Chart 8: Funding Rates Indicate Moderate Speculative Long Positions in Altcoins
In contrast, the open interest (OI) for altcoin perpetual contracts has reached relatively high levels. Before the massive liquidation on Monday, December 9, the altcoin OI approached $54 billion across the three largest perpetual contract exchanges (see Chart 9). This indicates a high level of speculative long positions in the overall market. After a wave of liquidations earlier this week, the altcoin OI dropped by about $10 billion but still remains at a high level. High speculative long positions are consistent with the late stages of the market cycle, so continuing to monitor this indicator may be quite important.

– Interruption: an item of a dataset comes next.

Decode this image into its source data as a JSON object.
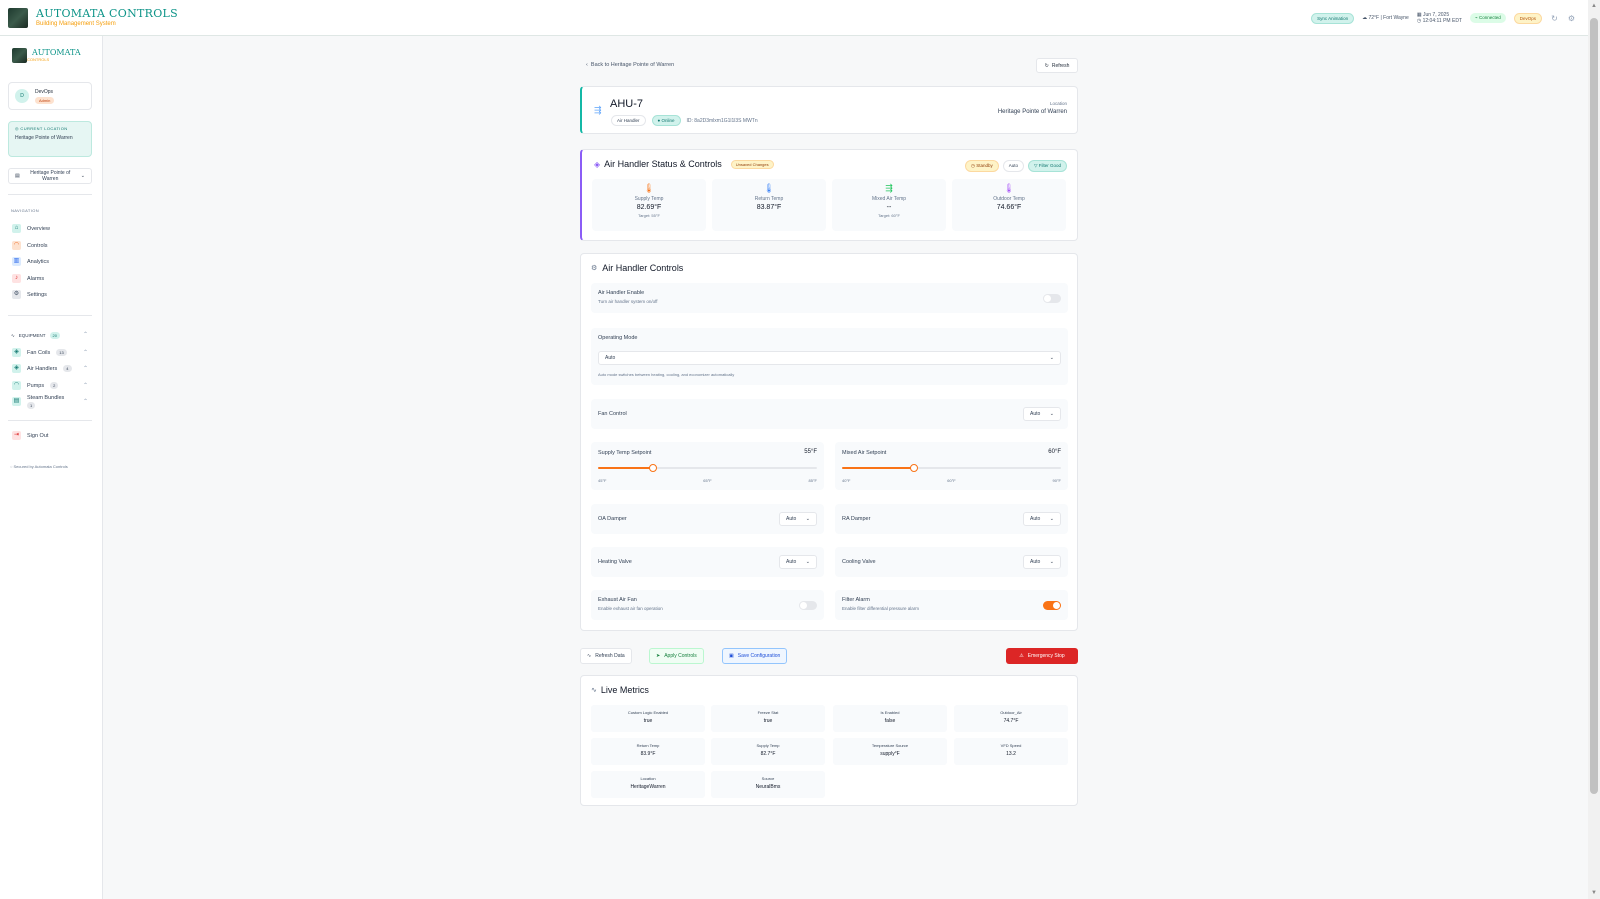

Chart 9: Recent High Open Interest in Altcoins Before Liquidation
Looking Forward
Since the birth of Bitcoin in 2009, the digital asset market has come a long way, and this crypto bull market has many differences from the past. Most importantly, the approval of Bitcoin and Ethereum spot ETPs in the U.S. has brought $36.7 billion in net capital inflow, incorporating these assets into more traditional portfolios [5]. Additionally, we believe that the upcoming U.S. elections may bring a clearer regulatory framework to the market, helping digital assets gain a long-term foothold in the world's largest economy — in stark contrast to the past when the long-term prospects of the crypto asset class were repeatedly questioned. For these reasons, the valuations of Bitcoin and other crypto assets may no longer follow the common four-year cycle seen in their early history.
Meanwhile, Bitcoin and many other crypto assets can be viewed as digital commodities, and thus may still exhibit a certain degree of price momentum. Evaluating on-chain indicators and altcoin market position data may provide references for investors' risk management decisions. Grayscale Research believes that the current combination of various indicators aligns with the mid-phase of the crypto market cycle: for instance, the MVRV ratio has risen far above the cyclical lows but has not yet reached the levels that marked past market tops. As long as the fundamentals remain supportive (such as increased adoption and a broader macro market environment), we see no reason why this crypto bull market cannot extend into 2025 and beyond.
[1] In a financial markets context, a random walk refers to the idea that asset prices evolve in an unpredictable way, in which information of past events holds no information about future results.
[2] Free Float Bitcoin supply defined by Coin Metrics as tokens active at least once in the last five years.
[3] Exhibit 7 only shows the two most recent cycles because the altcoin market was not sufficiently developed before that point.
[4] Defined as the largest tokens by market capitalization after Bitcoin with available data. No data was available for TON, so the next largest asset DOT was included instead.
[5] Source: Bloomberg, Grayscale Investments. Data as of December 11, 2024.